One of the most distinctive findings of this study was the presence of primary micro-increments very distinctive, which were visible after polishing, unlike those reported in yolk-sac larvae in other salmonids where the resolution was lower (Neilson & Geen, 1985; Van Der Walt & Faragher, 2002; Carreno, 2010). The high resolution of micro-increments could be a result of the uncontrolled conditions of light and water temperatures. Under these conditions, the alevins were exposed to natural fluctuations or photoperiod and daily temperature. Such variations might be reflected in the marked difference between the rich zone (L) and poor (D) in calcium carbonate, which led to easy identification of primary micro-increments. In this context, it should be noted that temperature changes alone have been successfully used experimentally for massive tagging salmon (Neilson & Genn, 1982, 1985; Ojanguren et al., 1999, Van Der Walt & Faragher, 2002), where temperature changes resulted in the deposition of dark and light bands in the otolith. These studies have demonstrated that fluctuations in tempe-ratures produce very distinctive micro-increments.
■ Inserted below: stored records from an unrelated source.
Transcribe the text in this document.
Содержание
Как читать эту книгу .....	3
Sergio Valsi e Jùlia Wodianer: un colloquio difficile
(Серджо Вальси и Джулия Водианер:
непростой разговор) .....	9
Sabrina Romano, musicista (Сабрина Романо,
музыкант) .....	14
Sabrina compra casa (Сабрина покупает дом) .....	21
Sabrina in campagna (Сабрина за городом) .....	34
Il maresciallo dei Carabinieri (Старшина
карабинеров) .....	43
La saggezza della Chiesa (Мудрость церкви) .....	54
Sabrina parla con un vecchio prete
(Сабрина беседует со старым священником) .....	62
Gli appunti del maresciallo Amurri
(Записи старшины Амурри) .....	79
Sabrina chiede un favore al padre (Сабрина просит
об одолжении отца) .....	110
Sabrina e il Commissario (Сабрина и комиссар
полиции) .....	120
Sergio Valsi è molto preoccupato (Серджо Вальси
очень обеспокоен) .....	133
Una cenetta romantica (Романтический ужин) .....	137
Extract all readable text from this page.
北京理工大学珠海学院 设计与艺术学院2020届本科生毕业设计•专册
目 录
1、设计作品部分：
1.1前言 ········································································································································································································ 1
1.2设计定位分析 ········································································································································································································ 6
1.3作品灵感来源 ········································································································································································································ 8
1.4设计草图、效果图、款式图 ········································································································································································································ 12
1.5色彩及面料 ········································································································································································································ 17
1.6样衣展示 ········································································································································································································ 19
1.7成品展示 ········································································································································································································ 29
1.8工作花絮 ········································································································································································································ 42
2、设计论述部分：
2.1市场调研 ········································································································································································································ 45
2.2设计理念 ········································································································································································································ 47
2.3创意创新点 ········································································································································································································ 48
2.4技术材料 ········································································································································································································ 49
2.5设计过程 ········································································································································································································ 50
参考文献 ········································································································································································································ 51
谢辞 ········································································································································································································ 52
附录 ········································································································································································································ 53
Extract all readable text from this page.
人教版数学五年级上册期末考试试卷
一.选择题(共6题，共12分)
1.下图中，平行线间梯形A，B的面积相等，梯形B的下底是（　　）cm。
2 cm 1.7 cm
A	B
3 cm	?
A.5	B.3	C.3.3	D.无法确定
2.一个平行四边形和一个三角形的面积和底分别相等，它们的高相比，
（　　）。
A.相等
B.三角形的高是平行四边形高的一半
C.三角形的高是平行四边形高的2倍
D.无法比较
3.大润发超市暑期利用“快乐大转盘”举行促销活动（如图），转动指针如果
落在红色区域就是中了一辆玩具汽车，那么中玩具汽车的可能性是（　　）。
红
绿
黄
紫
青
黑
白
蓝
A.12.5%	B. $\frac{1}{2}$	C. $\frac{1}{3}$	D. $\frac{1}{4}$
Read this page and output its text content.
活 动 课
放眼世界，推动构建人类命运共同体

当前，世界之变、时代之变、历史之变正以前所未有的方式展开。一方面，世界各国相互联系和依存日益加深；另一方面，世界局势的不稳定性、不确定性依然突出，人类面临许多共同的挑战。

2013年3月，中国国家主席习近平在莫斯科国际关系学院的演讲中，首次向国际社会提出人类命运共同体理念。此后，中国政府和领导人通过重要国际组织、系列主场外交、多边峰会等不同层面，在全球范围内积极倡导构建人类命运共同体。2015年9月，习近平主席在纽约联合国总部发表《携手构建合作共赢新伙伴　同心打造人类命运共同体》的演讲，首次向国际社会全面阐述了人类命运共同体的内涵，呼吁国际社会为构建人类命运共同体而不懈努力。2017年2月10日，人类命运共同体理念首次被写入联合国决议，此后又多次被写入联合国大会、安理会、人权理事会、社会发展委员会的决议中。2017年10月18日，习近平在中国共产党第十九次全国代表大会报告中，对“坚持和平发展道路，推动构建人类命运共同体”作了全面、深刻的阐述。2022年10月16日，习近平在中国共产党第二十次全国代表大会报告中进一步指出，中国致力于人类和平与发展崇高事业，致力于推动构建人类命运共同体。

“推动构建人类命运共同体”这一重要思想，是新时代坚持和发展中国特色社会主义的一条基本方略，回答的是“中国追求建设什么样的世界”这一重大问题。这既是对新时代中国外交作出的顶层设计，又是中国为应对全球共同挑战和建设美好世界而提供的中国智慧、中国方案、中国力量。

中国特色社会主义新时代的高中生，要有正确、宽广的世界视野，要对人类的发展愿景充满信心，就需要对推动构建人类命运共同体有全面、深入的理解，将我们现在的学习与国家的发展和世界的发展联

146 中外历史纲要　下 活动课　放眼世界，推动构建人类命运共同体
The formation of several primordia was another distinctive feature of the microstructure Oncorhynchus mykiss alevins. This micro-structural feature seems to be common in salmonids (Neilson & Geen, 1985; Fukuwaka, 1996; Van Der Walt & Faragher, 2002; Carreno, 2010), but it is rarely present in other teleost fish (Brother et al., 1983, Atherinidae). Although to date there is not a physiological explanation for these findings, Radtke & Dean (1982) proposed that the existence of multiple primordia may be a result of the long incubation period in these species as well as due to the large egg size. This inference is reasonable since, according to Breton (2007), the duration of the incubation stage in rainbow trout is relatively long, encompassing the period elapsed from spawning to the yolk-sac absorption, in approximately 710 degrees days.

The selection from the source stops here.